Liberian President George Weah urged francophone West African nations to delay regional currency reforms to get the implementation of the so-called eco back on track.
The West African Monetary Union, led by Ivory Coast, in December agreed to change the name of the CFA franc to the eco and end a requirement that the authority keep a portion of its reserves in France. Central African states that use a different version of the CFA franc aren’t party to the reforms.
The name eco was previously chosen for a future common currency in 15 west and central African countries including Ivory Coast, Nigeria and Ghana.
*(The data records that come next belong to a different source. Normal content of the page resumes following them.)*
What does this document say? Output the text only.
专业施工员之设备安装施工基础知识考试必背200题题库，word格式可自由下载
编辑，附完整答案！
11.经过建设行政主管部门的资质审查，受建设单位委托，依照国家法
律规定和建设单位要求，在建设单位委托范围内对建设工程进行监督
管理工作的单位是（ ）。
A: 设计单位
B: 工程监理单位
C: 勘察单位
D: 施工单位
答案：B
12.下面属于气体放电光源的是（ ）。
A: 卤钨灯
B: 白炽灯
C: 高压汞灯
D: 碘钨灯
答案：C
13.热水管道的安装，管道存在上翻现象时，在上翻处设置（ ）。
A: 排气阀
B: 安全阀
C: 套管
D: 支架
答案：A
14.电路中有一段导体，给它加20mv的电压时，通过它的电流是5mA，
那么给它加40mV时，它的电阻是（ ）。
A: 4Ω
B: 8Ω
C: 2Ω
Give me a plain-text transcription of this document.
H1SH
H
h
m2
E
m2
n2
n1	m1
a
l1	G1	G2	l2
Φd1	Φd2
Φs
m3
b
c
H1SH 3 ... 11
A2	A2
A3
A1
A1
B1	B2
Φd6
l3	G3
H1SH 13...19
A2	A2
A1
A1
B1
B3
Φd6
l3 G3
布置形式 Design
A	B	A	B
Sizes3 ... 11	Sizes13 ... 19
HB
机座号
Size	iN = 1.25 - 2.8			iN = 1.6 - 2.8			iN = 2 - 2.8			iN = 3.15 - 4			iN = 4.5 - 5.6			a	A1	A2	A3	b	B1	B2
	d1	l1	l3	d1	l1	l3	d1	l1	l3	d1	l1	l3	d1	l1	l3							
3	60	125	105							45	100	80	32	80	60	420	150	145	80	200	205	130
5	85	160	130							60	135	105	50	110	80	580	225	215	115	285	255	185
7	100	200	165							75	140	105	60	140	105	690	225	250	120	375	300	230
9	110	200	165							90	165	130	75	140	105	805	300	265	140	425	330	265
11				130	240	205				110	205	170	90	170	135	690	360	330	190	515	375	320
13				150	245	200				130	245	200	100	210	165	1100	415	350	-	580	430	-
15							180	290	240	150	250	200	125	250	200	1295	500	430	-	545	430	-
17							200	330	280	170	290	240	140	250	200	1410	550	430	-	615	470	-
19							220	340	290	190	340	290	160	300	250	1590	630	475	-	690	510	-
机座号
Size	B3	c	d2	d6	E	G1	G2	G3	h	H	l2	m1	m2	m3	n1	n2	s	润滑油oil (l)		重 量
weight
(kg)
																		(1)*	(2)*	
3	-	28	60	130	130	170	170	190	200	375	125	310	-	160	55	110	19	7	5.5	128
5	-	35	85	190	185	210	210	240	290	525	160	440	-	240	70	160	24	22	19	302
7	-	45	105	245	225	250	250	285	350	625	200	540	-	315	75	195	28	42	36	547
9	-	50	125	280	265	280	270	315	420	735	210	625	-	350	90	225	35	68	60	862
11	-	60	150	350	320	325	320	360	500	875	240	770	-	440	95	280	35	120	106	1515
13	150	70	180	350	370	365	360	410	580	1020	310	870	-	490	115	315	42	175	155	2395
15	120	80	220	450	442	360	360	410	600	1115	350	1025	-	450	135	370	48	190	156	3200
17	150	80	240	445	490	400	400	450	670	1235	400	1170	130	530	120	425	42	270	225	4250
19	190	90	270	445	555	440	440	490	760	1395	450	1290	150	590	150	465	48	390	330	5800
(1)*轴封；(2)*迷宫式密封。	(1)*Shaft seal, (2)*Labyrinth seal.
Weah said talks should be held between regional leaders and Ivorian President Alassane Ouattara, who announced the adoption of the eco on behalf of West African francophone nations earlier this year. The goal of the discussions would be to prevent the WAMU from implementing its version of the new currency, Weah said after a virtual summit with West African Monetary Zone heads of state this week.
“This will win us some time to continue to resolve this matter,” Weah said.
The CFA franc is currently used in two African monetary zones, one for eight West African countries and the other for six in central Africa. In return, the states have to keep half of their reserves in France, on which the French Treasury pays a 0.75% interest rate, a requirement that will end when the nations move to the new currency.
Regional leaders should also hold talks with French President Emmanuel Macron about the reforms, Weah said.